Krystal liked believing places remembered you.
She shifted the strap of her bag on her shoulder, grounding herself. She’d done this before. Years ago. Younger. Quieter. Back when coming here wasn’t a choice so much as a necessity.
Back when grief had first taught her how to travel light.
They had returned to the Philippines when she was still a teenager — when the math stopped working in the States and survival started sounding like strategy. She remembered telling herself it wasn’t exile.
It was practical.
It was surviving.
She hadn’t known then that some returns didn’t end when you left.
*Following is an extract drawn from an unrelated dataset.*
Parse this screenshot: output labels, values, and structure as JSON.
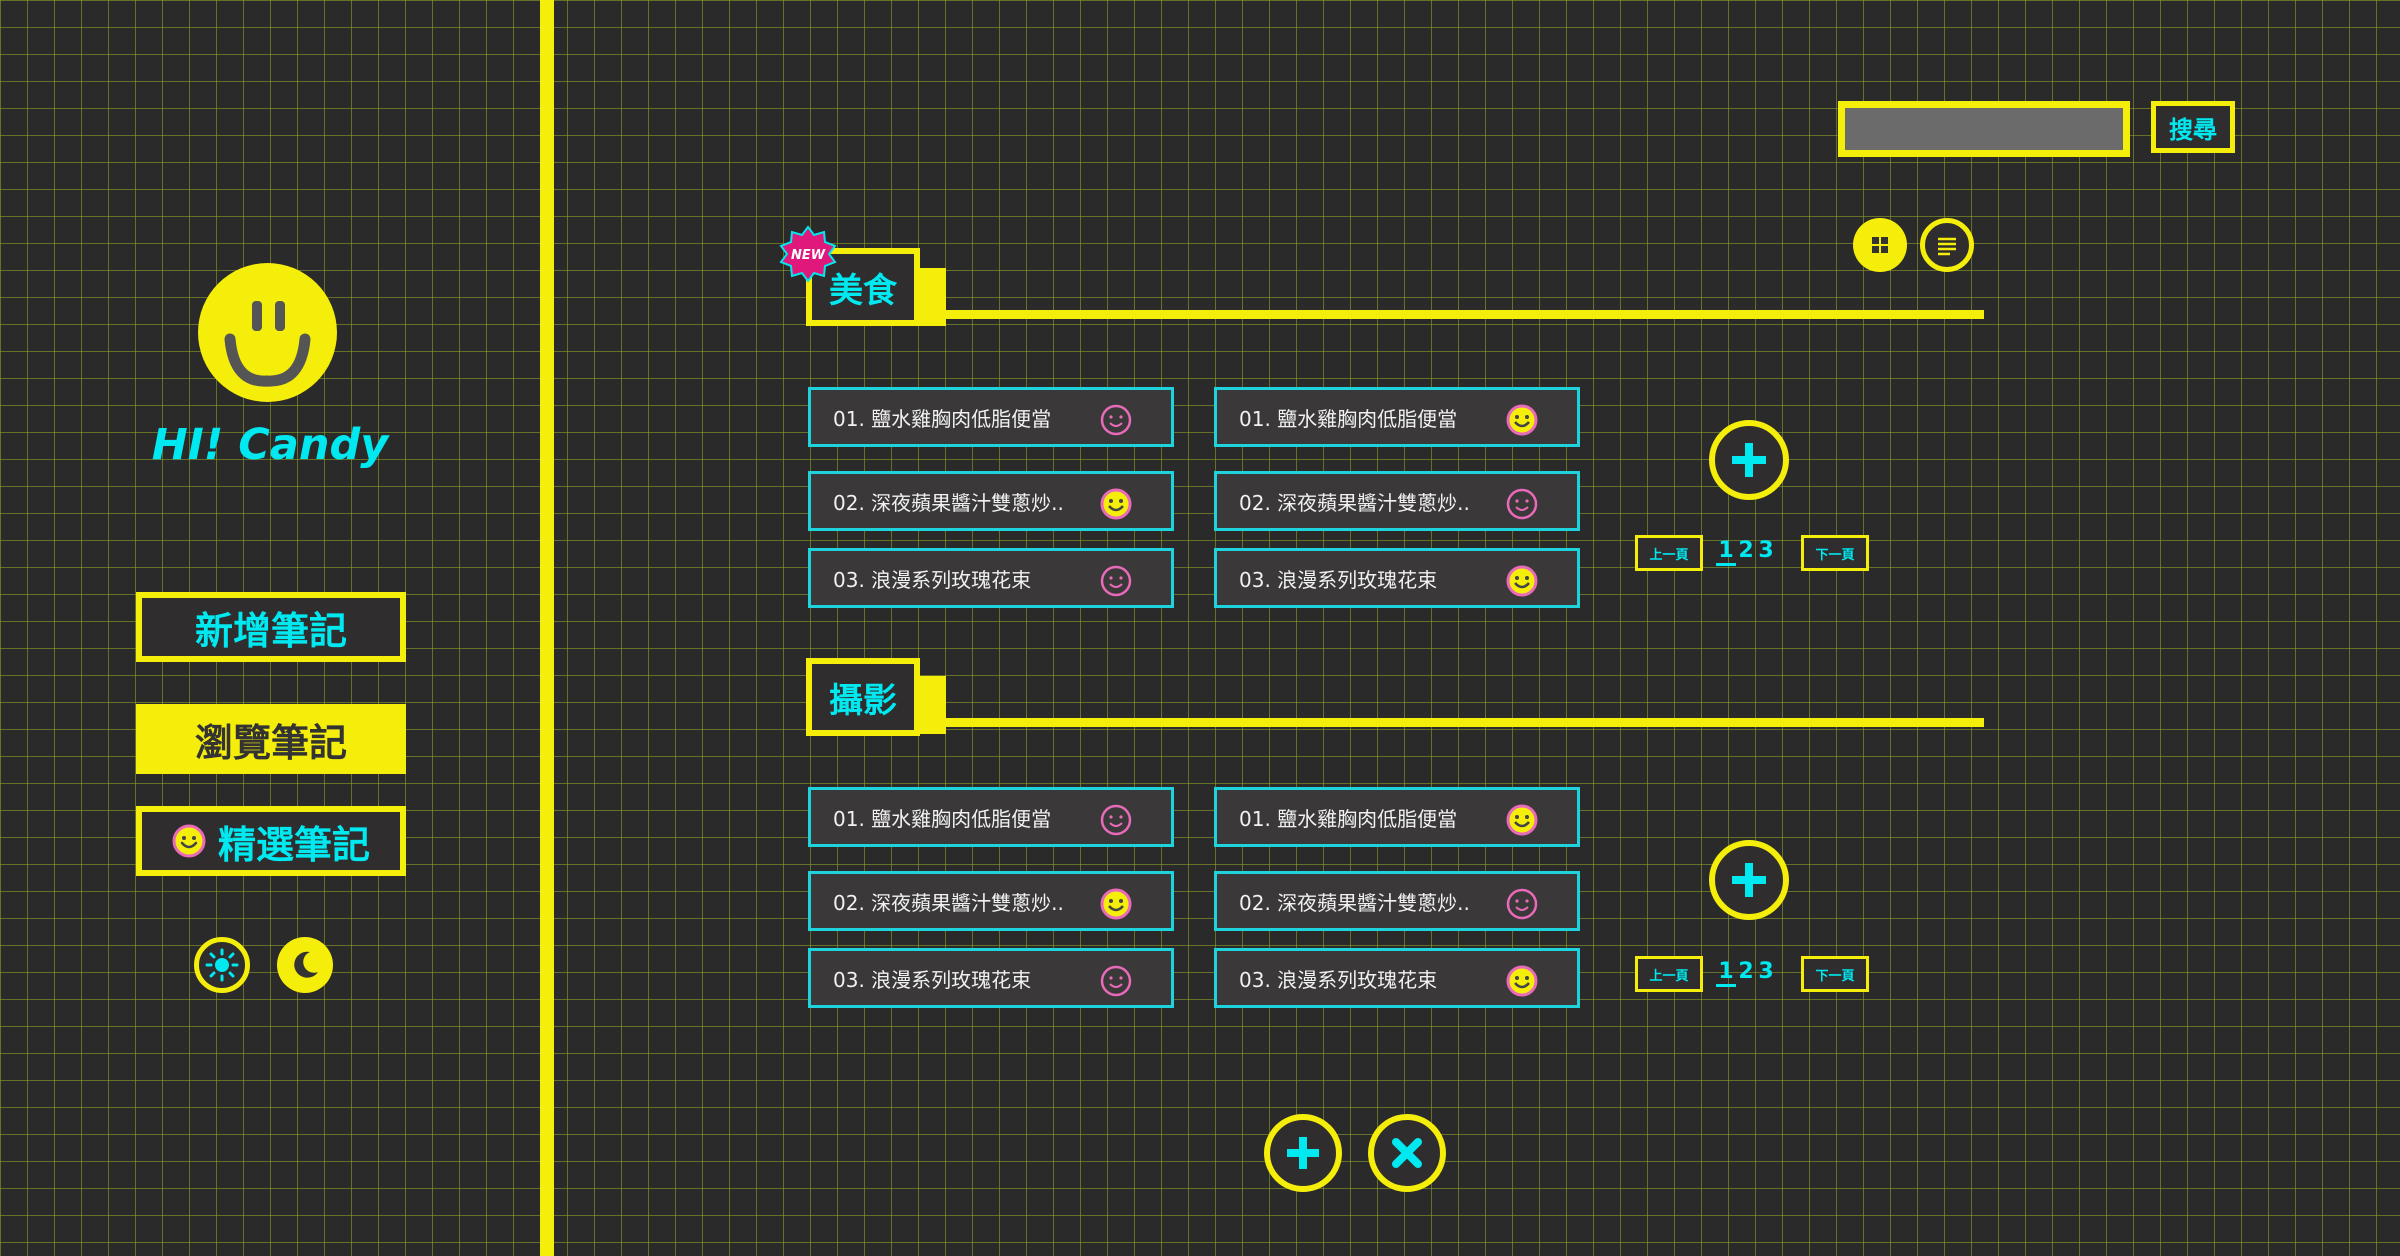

Krystal wasn’t running away now.
She was circling back.
The school was bigger than she expected.
Not physically — emotionally.
There was a weight to it. Banners announcing achievements. Hallways full of students who walked like they had destinations planned years in advance.
Krystal took it in calmly. Observation made everything easier.
She followed the map on her phone, mildly impressed she hadn’t gotten lost yet.
That’s when it happened.
She looked up.
And the world slowed — not dramatically, not cinematically — just enough for her breath to hitch.
There stood a girl at the center of the hallway like she’d been designed for symmetry.
Posture straight.
Expression composed.
Surrounded by movement but untouched by it.
People angled toward her unconsciously, like plants leaning toward light.
Krystal didn’t know her name yet.
Only the feeling.
It wasn’t attraction — not immediately.
It was recognition without context.
The unsettling sense that something important had just entered her peripheral vision.